The Super Bowl Sunday Column
I forgot one absolutely apt comparison: Buddy Ryan is Don Rumsfeld. Yes, you've got a winner in town. To my surprise, no comments yet about the Iran as the new taxpayer-funded stadium joke.
THE GENERAL PROBLEM WITH IRAQ WAR
IS THAT IT RESEMBLES A CARDINALS GAME
East Valley Tribune, Feb. 4, 2007
You know how coaches, color commentators, and couch potatoes love to say football is like war? Here in Arizona, home of the allegedly professional Cardinals NFL organization, we understand that actually, the Iraq war is like football. The coaches and players keep getting blamed when it’s really management’s fault.
General George W. Casey, Jr., for the past 2½ years the commander of U.S. forces in Iraq, is the latest coach to take the fall. He’s been a good soldier, not asking for additional troops when the Bush administration didn’t want to send additional troops. He stayed on message, claiming that chaos was a good sign, that more bloodshed and violence really meant that we were winning.
Because that’s what our national version of Cardinals owner Bill Bidwill kept saying. President Bush insisted in October and November of last year that yes, we were winning in Iraq. "Absolutely we’re winning....We’re winning and we will win, unless we leave before the job is done....I believe that the military strategy we have is going to work," he said on October 25. "We got a strategy that helps us achieve victory," he said on November 3. (Hat tip: Greg Sargent)

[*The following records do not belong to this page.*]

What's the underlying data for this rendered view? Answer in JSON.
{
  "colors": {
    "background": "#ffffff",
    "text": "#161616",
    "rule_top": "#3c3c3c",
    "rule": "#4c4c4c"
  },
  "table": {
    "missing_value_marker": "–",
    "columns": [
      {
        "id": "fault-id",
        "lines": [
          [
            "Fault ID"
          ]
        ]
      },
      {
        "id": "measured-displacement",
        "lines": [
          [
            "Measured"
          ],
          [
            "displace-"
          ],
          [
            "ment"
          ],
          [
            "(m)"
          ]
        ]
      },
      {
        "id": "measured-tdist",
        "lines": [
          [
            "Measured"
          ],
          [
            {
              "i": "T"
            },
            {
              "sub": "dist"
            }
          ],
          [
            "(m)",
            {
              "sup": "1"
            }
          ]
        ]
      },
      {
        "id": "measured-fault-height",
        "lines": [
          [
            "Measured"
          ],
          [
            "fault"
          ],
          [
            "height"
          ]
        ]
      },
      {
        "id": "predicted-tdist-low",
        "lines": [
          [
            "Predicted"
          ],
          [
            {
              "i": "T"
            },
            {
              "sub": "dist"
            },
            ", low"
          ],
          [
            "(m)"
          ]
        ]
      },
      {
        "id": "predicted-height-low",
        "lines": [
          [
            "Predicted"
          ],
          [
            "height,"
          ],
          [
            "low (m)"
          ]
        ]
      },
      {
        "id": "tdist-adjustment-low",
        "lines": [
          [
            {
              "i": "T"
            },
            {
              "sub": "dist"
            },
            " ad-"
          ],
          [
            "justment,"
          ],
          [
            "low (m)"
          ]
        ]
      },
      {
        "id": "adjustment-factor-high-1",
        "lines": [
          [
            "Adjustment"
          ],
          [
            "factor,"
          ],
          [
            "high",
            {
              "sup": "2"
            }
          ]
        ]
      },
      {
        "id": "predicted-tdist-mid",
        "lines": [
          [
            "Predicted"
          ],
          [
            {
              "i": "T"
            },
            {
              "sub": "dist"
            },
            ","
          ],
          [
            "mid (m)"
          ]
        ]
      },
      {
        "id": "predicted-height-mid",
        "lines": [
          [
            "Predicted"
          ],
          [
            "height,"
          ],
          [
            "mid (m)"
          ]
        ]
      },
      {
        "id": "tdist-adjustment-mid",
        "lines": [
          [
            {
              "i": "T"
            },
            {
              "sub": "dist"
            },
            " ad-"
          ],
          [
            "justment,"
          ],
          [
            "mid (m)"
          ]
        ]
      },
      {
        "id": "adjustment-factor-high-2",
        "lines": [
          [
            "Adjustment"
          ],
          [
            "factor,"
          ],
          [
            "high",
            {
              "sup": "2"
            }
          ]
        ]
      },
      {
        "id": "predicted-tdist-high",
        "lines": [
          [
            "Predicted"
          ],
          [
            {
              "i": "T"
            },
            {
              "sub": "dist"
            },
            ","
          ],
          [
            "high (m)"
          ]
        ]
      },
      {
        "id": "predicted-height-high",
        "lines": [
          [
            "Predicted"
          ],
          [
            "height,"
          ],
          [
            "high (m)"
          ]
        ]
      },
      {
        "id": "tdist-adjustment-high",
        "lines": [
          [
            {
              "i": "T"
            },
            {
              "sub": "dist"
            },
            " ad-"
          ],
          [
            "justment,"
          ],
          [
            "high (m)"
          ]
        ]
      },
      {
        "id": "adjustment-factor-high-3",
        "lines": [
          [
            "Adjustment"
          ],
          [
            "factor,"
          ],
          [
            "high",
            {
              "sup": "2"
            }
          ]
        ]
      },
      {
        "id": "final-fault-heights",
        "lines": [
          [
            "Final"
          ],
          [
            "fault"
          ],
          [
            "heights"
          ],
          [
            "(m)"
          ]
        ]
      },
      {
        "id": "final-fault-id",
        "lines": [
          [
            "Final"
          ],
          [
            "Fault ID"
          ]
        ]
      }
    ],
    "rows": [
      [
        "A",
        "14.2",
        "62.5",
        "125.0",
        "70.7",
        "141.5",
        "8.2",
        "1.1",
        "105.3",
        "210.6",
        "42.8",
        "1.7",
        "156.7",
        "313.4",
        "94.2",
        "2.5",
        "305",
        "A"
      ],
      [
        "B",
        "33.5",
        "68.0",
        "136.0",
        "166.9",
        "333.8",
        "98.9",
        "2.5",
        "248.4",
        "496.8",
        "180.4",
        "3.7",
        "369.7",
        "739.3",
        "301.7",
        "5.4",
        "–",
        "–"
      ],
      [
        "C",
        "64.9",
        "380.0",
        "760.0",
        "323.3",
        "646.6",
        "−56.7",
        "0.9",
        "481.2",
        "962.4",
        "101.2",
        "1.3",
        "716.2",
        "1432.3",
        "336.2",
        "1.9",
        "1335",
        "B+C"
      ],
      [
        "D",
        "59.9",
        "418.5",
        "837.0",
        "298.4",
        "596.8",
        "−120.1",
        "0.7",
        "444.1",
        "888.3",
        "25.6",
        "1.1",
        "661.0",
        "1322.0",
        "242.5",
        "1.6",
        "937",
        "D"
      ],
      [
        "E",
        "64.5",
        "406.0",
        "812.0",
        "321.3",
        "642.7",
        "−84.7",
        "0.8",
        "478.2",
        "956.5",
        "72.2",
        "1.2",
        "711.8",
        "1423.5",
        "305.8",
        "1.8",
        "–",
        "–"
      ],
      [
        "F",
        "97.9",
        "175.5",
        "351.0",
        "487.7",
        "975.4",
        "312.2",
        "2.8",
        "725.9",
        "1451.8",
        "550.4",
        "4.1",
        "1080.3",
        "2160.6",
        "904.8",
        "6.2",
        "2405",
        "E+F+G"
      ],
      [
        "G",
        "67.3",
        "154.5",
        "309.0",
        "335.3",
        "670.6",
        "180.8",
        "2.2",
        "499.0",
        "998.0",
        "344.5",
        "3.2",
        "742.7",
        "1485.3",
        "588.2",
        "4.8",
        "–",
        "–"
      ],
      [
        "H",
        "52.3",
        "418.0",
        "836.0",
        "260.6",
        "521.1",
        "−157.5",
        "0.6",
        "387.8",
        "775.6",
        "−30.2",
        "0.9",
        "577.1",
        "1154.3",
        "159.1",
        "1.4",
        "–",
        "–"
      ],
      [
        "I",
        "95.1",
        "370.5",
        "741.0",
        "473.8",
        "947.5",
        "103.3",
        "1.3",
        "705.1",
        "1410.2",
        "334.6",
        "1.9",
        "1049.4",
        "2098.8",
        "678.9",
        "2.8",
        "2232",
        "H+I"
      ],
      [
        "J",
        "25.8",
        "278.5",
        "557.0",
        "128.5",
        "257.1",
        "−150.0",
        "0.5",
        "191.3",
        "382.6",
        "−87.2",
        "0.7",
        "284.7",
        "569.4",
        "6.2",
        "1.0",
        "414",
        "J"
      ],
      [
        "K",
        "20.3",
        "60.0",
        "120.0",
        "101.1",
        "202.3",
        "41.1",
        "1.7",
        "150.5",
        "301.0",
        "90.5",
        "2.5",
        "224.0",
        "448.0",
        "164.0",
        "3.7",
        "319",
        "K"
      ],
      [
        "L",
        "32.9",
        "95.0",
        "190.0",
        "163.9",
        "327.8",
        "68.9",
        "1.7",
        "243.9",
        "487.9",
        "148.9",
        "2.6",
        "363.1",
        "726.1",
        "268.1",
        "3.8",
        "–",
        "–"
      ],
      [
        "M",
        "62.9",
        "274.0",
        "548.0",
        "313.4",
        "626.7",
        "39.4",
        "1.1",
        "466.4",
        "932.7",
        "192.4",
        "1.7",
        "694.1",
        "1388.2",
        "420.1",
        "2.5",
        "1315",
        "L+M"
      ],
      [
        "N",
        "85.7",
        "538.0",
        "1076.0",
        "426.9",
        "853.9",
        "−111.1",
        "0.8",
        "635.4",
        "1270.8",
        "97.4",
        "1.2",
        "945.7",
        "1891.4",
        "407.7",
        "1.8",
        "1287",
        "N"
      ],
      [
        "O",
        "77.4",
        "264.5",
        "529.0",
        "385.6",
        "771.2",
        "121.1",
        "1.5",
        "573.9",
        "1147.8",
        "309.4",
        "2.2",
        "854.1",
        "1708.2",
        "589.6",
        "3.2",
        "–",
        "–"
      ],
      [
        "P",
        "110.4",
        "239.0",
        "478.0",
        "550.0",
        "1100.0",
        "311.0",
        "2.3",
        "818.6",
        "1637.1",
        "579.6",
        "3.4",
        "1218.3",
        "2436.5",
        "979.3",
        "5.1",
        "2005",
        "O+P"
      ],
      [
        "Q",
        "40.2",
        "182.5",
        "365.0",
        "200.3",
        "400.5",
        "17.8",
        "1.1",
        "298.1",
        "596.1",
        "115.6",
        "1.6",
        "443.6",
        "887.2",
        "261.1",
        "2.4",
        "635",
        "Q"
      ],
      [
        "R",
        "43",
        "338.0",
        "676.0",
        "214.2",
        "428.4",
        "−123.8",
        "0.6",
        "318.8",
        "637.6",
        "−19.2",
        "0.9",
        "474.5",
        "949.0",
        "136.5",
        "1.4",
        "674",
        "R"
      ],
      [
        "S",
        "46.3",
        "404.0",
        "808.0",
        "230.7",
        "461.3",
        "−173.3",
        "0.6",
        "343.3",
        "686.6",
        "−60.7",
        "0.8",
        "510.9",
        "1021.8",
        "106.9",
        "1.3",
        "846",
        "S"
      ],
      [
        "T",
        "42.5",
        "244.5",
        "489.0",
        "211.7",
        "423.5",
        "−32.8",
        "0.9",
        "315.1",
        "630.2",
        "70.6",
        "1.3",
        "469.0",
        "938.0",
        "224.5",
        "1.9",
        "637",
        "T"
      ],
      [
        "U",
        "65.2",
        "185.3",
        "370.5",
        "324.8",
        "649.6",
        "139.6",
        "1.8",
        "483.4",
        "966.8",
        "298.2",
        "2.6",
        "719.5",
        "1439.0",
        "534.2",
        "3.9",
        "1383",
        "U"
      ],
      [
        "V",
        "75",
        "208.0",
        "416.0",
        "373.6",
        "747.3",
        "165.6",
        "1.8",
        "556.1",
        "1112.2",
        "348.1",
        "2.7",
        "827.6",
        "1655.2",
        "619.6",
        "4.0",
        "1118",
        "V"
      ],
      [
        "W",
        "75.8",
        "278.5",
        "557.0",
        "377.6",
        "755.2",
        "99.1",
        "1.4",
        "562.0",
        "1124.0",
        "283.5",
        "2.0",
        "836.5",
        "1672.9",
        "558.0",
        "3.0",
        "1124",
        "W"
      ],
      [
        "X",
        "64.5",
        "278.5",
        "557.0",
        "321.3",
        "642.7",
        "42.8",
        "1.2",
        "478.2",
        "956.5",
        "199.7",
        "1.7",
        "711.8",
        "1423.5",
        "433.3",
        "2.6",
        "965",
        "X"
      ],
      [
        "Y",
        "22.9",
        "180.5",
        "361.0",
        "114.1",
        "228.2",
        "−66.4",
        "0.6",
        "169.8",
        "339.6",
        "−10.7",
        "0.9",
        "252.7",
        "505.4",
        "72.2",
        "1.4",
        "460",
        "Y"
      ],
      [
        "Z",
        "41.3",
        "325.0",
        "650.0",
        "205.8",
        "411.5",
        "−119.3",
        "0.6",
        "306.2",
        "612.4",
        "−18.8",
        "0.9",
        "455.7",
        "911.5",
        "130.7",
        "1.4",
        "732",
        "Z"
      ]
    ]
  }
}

But last week, Bush gave an interview to The Wall Street Journal editorial board. They asked him: "Was there a moment in the war when you said we have to make a major change in the way we’re doing things in Iraq?" "Yes, there was," Bush replied, "September/October." Of course, in September/October, Bush still was telling voters that we had the right strategy and were winning in Iraq -- but apparently that was just spin, trying to keep fans in the seats through the November elections.
Now following the voters’ harsh judgment in the midterms, the Bush administration and its supporters, like Sen. John "More War!" McCain -- who plays the Michael Bidwill role here (with Edgerrin James as "The Surge" and Iran as a new taxpayer-funded stadium) -- have made their previous assessments inoperative, and now proclaim, with equal fervor, that we had a terrible strategy in Iraq and weren’t winning. And guess what? It’s the coach’s fault.
Poor George Casey, the ultimate good soldier, who kept saying everything he said in line with existing administration policy -- we have enough troops, the Iraqi military and police forces are being trained and will stand up as we stand down, there are lots of empty places in the desert where there isn’t any violence -- becomes the designated scapegoat. Casey was greeted going in like the coming of Dennis Green -- a players’ coach, an offensive guru, a no-nonsense winner! -- and going out, like the fired coach, he’s undisciplined, he’s headstrong, he’s a loser.
At Casey’s confirmation hearings as Army chief of staff, McCain derided him for his "unrealistically rosy" assessments. McCain said that over the past 2½ years, "things have gotten markedly and progressively worse, and the situation in Iraq can now best be described as dire and deteriorating." Of course, that’s not what McCain was saying during that time.
In March of last year, McCain said, "I think things are getting better. I think they are progressing." In September, he described our situation as "two steps forward, one step back." Only now, Gen. Casey having finished his thankless tour of duty, has reality intruded and McCain’s view of Iraq has become "dire and deteriorating."
So we’re replacing Gen. Casey with the new fair-haired boy, Gen. David H. Petraeus, who is just like Ken Whisenhunt, the new Cardinals coach. Everybody loves him, he was successful as an offensive coordinator, he’s the opposite of his now-hated predecessor, he even plays golf! And we’ll keep loving Whisenhunt-Petraeus, until even they can’t make chicken salad out of the chicken-related substance that both the Bush administration and the Bidwill family keep dishing out.
At least there’s one bright side in this comparison. In politics, we can throw the rest of the bums out in 2008. In football, we’re pretty much stuck with the Bidwills forever.